How many times have you been met with resistance when approaching a problem this way? That scenario is what perpetuates the myth that HR is antiquated, that we don’t understand the business, and that we don’t speak the language of the business. If we use HR tools to solve bigger corporate problems repeatedly, we continually reinforce the stereotype that we couldn’t cut it outside our practice, that we’re only talented at HR-related tasks and that we don’t understand the corporation and the bigger picture.

I’m tired of that perspective. Aren’t you? Let’s try this from a different angle. Let innovate, get a bit creative.

Customer data is widely available: they call, post comments on products, communicate via social media, email, text – there is no end to how they will touch you and what they will say. Focus groups are effective, but essentially technology has given you the opportunity to synthesize their feedback daily.

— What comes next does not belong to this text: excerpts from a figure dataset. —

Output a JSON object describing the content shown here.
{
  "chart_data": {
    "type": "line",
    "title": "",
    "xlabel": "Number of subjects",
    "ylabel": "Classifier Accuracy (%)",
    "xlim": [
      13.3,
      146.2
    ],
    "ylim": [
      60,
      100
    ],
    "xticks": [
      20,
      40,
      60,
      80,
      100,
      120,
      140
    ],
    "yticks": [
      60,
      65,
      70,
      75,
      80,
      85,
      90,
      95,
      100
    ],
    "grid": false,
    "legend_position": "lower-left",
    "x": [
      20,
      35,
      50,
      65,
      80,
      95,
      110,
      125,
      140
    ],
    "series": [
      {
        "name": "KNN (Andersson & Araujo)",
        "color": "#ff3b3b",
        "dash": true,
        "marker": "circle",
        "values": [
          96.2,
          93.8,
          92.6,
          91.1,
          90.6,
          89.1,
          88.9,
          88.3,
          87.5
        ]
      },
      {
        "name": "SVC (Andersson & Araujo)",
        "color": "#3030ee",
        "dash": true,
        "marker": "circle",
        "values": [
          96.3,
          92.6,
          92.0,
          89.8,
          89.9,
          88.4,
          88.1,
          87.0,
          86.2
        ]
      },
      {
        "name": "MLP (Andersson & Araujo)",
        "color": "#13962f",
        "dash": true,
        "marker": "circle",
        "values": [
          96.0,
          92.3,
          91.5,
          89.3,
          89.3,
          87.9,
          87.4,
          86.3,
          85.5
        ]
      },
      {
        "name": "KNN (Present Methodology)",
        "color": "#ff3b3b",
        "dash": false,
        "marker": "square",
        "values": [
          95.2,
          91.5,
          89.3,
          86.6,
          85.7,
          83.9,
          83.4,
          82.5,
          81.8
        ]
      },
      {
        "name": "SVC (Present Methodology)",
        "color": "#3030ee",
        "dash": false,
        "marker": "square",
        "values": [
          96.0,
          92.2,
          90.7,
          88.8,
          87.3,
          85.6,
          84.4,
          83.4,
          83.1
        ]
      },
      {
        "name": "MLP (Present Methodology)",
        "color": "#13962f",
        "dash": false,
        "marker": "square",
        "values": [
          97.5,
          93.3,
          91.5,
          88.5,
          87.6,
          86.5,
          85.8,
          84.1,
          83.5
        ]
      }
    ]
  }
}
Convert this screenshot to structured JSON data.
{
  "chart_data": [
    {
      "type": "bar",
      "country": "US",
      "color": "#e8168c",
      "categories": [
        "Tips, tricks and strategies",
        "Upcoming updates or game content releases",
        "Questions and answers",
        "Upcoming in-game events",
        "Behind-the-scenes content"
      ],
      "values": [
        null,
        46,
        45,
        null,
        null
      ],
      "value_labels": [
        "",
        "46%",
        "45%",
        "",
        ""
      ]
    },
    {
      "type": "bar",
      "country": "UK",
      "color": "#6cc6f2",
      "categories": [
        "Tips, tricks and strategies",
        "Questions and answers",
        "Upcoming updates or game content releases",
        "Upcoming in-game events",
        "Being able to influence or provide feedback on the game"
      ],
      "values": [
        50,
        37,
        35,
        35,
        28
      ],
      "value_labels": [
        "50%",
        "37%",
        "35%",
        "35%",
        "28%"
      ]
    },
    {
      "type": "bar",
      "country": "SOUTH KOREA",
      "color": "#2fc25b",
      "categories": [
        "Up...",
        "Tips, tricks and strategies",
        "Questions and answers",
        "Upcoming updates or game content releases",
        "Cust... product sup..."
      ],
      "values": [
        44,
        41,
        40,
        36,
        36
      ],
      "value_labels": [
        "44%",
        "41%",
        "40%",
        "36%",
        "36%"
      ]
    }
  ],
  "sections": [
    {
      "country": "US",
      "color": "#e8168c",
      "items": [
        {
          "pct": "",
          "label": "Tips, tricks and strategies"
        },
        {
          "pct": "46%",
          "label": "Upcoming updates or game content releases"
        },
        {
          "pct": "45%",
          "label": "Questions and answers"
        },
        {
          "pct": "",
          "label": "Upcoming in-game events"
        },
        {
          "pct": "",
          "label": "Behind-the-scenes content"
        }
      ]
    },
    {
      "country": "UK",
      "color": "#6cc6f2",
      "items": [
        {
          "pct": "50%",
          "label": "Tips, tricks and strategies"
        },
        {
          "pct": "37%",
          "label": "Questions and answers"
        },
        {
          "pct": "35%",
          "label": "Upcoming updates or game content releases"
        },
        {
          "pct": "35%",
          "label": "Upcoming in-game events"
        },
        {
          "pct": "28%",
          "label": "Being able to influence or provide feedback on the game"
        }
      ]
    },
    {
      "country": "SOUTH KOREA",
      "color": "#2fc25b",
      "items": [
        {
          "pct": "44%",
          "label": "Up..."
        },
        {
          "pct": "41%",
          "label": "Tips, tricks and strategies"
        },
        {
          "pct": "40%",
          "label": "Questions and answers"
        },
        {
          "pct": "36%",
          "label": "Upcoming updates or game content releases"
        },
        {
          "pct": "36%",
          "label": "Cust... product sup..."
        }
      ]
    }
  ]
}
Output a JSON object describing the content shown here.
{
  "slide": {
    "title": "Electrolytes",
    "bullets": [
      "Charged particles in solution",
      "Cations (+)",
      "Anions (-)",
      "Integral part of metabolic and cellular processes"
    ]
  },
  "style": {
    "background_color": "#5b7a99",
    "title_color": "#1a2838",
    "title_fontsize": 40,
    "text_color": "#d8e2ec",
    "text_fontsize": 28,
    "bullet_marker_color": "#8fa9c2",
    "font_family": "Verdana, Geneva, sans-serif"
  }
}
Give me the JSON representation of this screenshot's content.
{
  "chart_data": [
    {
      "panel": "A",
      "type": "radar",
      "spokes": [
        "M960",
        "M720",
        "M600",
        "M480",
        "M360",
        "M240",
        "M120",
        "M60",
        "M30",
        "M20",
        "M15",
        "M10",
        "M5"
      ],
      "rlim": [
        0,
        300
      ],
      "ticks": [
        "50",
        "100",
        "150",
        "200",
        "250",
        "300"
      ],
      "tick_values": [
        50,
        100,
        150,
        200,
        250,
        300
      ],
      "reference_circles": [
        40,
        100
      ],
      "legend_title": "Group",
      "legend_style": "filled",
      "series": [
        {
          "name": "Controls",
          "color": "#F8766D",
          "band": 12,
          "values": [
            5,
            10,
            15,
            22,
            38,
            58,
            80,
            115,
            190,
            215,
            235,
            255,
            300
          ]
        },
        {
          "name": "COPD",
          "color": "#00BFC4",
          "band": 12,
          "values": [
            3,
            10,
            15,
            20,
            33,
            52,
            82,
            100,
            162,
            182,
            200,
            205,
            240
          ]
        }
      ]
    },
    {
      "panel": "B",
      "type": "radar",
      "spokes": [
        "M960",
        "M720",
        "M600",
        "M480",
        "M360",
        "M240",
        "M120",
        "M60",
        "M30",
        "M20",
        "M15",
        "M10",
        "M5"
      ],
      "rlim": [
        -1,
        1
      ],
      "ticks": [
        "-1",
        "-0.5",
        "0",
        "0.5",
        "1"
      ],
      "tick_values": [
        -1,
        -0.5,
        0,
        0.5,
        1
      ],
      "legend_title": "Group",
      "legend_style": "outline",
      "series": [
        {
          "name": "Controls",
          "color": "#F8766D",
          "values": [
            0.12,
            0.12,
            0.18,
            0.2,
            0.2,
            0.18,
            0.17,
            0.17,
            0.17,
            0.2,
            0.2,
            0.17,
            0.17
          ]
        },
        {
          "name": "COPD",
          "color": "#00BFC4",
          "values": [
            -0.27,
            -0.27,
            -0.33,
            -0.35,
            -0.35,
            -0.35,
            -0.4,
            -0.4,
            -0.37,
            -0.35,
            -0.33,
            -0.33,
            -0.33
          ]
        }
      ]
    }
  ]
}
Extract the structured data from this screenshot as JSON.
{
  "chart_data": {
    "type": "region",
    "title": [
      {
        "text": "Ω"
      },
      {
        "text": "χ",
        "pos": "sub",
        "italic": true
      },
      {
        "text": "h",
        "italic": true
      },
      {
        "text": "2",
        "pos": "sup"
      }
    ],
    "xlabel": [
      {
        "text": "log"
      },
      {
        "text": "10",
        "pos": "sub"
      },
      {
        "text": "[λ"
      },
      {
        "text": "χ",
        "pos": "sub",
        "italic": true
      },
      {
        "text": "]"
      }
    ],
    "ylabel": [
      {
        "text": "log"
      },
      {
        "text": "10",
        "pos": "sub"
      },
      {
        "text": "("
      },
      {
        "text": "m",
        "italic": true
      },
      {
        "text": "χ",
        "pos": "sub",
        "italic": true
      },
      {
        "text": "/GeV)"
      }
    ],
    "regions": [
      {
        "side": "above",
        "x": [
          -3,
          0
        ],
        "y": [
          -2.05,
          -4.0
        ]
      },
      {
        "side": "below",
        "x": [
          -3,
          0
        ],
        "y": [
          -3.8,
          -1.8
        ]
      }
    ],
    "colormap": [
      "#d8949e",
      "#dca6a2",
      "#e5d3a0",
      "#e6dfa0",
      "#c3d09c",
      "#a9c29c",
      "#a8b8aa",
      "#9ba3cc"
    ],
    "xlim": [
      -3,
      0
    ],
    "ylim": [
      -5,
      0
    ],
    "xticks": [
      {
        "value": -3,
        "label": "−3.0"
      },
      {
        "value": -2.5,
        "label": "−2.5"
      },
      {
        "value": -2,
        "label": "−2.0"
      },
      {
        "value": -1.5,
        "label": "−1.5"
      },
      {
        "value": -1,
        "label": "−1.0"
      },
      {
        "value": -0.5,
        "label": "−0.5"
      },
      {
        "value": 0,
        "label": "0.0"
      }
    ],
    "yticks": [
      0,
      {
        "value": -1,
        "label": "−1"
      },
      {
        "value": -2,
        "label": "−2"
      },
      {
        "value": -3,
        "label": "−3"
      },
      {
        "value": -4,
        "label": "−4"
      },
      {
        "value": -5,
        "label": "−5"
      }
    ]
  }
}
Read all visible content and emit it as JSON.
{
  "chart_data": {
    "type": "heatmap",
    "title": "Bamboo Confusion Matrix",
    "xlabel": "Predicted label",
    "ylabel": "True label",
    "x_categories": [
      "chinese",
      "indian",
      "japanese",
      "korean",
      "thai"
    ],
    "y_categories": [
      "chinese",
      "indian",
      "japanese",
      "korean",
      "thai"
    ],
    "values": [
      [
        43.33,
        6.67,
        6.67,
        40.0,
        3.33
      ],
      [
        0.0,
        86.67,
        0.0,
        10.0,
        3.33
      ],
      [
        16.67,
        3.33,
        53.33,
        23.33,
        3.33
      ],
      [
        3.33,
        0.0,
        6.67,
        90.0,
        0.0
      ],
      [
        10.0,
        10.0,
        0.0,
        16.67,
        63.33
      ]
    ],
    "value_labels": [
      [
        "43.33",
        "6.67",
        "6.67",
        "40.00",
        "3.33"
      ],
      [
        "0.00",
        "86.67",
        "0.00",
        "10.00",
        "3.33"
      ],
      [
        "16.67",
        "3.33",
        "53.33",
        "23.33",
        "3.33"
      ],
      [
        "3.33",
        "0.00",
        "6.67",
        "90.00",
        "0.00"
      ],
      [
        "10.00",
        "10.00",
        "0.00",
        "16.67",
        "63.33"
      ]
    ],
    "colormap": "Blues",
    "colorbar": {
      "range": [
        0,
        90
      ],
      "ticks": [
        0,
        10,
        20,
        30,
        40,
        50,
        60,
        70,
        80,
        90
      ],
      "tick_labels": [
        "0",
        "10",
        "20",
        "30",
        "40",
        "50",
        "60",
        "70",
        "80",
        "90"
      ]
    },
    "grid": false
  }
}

Gather that data, and add it to other points that might support your argument: sales information, financials, market projections, news articles.

Now you have a wide view of what that market looks like. Your customers are complaining that their packages arrive days late and that things arrive damaged? Supply chain needs a revamp. Are the clients going wild over a new product offering? You’ll need extra staff to meet that need and possibly look at what it will take to deliver ancillary needs or a new iteration of the product.

Even your competitor’s customers can help you strategize. Is your main competition not serving a particular market, and you know that the addition of some strategic headcount could meet that need? Go armed with that information. Is the conversation about carbon footprint and climate change going to eventually affect your operations? Source the best talent who can shift your strategy to a greener variety.

Essentially, the customer is always right, and they should always — ALWAYS — play into your strategic planning, which includes talent acquisition. As a matter of fact, recruiting should play a large part in leading that discussion since there can be no expansion or implementation of the strategy without the people in question. Get ahead of the conversation, and you’ll always be a part of it.

I strongly believe that talent acquisition has a powerful opportunity to innovate, to get ahead of the business and see the customer’s point of view. The individuals and businesses who consume your goods and services want their expectations exceeded, their lives easier and experiences which render your brand indispensable. Include them in your strategy. After all, they’re always right.